Mezz’ora dopo era ritornata, spingendo una bicicletta che sapeva non riuscire a portare bene.
Il tassista era poggiato alla portiera, proprio accanto a un grande Altaria dal piumaggio voluminoso e a un ragazzo della sua età, dall’insolita capigliatura verde, arruffata sulla fronte, dal corpo sottile avvolto in una camicia bianca.
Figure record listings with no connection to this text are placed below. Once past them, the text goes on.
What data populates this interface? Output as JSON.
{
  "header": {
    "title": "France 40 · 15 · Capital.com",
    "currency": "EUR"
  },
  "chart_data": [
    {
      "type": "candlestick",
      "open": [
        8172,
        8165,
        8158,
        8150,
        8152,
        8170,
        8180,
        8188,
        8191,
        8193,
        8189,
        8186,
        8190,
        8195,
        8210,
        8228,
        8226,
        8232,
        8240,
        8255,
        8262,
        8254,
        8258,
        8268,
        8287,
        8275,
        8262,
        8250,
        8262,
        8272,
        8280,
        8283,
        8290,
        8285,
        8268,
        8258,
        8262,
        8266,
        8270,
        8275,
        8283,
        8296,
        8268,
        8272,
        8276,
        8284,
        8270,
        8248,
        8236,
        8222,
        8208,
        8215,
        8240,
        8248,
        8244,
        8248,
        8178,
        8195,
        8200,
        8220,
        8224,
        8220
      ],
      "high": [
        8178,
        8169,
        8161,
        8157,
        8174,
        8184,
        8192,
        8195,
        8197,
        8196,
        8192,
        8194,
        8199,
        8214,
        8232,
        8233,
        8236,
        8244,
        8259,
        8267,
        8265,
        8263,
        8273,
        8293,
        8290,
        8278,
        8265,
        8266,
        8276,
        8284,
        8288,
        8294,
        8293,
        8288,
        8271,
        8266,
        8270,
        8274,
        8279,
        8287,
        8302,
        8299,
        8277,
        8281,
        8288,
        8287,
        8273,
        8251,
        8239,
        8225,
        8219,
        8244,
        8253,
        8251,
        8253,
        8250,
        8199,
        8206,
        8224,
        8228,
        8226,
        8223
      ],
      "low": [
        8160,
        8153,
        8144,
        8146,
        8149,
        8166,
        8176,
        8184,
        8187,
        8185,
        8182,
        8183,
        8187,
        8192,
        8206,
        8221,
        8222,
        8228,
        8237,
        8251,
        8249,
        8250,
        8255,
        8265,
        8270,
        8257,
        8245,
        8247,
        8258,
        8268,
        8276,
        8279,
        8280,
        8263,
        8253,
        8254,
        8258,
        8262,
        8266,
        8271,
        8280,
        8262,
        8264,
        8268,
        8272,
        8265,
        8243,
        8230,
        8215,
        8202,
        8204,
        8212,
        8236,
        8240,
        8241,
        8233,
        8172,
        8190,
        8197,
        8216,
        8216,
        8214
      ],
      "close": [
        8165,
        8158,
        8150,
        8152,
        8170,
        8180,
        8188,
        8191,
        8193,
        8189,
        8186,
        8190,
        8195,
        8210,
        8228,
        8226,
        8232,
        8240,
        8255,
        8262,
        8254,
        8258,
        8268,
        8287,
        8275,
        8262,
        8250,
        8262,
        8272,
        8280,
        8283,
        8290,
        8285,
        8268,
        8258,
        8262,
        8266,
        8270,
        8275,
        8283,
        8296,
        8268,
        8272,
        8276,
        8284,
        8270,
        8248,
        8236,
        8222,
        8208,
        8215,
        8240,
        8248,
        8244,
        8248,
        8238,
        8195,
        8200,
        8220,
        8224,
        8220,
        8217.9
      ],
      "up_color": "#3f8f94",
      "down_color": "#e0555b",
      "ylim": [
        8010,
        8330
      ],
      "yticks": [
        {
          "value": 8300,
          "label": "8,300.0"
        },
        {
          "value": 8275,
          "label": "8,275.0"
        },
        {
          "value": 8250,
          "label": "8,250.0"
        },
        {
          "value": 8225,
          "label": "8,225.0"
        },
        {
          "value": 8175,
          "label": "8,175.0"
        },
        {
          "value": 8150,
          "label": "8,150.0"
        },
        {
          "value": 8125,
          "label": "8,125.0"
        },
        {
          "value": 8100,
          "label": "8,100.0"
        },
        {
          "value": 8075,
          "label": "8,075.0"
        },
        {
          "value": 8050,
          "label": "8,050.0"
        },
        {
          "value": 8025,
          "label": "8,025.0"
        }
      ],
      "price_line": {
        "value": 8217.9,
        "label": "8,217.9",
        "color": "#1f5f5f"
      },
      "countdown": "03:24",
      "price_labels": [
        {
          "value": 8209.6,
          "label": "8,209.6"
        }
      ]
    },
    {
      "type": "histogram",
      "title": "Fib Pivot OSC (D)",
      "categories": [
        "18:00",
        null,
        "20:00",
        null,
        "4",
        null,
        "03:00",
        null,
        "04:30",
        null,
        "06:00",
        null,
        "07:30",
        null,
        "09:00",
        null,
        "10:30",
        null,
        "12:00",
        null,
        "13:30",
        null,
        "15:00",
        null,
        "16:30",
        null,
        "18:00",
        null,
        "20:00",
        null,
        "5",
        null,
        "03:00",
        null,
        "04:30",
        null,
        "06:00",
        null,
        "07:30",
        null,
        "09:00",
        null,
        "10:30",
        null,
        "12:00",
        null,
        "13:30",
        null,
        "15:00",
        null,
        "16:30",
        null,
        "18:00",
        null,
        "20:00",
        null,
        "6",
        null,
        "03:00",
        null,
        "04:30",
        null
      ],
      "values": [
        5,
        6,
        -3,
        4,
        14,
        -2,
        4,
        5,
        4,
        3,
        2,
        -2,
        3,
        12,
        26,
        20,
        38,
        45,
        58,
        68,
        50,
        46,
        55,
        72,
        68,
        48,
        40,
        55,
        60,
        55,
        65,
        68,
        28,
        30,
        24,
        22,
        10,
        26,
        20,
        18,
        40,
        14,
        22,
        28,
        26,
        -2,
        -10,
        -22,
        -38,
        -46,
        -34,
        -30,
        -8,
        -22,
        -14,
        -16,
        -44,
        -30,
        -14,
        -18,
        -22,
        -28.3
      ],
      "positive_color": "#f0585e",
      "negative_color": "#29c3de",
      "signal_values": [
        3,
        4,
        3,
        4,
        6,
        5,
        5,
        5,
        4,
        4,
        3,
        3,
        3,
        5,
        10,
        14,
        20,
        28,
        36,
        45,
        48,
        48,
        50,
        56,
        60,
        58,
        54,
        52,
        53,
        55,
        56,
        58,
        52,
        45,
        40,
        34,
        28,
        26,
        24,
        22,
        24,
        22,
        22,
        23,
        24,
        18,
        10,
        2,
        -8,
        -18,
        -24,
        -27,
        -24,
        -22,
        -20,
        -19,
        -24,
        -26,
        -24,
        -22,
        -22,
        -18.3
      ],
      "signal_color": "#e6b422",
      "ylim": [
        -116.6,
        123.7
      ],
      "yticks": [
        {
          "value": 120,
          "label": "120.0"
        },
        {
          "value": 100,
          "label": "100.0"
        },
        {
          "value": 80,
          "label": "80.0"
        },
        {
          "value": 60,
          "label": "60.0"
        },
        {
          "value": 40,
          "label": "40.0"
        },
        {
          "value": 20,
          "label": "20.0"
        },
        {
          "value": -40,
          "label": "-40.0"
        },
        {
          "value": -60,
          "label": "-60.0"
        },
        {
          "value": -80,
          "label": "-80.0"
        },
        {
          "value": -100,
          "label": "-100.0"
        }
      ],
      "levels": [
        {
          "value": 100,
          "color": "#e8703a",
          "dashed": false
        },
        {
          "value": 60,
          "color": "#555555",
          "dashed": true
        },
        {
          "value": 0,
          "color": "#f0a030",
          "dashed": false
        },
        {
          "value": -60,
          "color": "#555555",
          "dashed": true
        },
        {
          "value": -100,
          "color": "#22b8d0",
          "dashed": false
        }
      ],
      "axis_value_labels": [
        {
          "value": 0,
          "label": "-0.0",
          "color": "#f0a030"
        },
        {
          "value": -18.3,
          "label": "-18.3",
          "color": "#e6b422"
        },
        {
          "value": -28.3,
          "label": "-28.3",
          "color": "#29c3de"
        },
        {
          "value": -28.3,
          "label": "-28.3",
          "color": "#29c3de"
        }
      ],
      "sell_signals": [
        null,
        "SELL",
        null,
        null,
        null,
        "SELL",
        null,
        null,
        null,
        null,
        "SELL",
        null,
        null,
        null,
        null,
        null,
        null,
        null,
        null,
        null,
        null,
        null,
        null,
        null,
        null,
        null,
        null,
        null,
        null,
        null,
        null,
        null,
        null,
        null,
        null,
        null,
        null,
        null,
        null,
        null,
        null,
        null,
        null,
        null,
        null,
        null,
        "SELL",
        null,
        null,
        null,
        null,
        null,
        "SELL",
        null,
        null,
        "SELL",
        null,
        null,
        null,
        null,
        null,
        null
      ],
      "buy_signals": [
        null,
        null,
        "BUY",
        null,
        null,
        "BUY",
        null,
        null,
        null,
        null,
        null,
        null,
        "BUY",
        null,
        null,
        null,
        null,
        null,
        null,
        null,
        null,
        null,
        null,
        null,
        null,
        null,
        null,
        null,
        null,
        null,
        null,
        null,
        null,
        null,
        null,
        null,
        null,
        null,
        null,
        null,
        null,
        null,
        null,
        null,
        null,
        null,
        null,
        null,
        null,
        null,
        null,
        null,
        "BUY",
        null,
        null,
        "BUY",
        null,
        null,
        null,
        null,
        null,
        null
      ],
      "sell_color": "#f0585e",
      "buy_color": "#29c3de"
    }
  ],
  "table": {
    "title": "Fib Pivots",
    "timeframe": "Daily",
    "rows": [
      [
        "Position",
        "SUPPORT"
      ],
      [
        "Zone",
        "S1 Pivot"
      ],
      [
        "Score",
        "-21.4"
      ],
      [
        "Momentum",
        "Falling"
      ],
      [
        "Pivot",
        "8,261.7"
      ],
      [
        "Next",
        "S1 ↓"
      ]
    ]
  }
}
La guardò e le sorrise.
- È lei? – chiese poi il giovane al tassista, che annuì.
- Non so come si chiami, mai puoi sempre presentarti e te lo dirà lei... – aveva detto quello, poggiato al portabagagli dell’auto, mentre prendeva un tiro dalla sua Winston.
- Sono Whiteley... – ribatté l’altra, stringendo la mano a entrambi.
- Non sembri vestita in maniera adatta per la bicicletta. – aveva detto Lino
Quella sorrise, mostrando il caschetto giallo che aveva avuto in dotazione. – L’importante è avere questo, no?
- Ti si vedranno tutte le gioie, con quella gonna, tesoro, Lino ha ragione. – ribatté il più grande.
- Lino sono io.
- Sì, avevo capito. Ma non salirò mai su questo... coso...
Altaria si voltò verso di lei.
- In realtà è molto dolce. Non ci farà del male... – ribatté il ragazzo.
- Ma non lo metto in dubbio! È che ho paura dell’altezza.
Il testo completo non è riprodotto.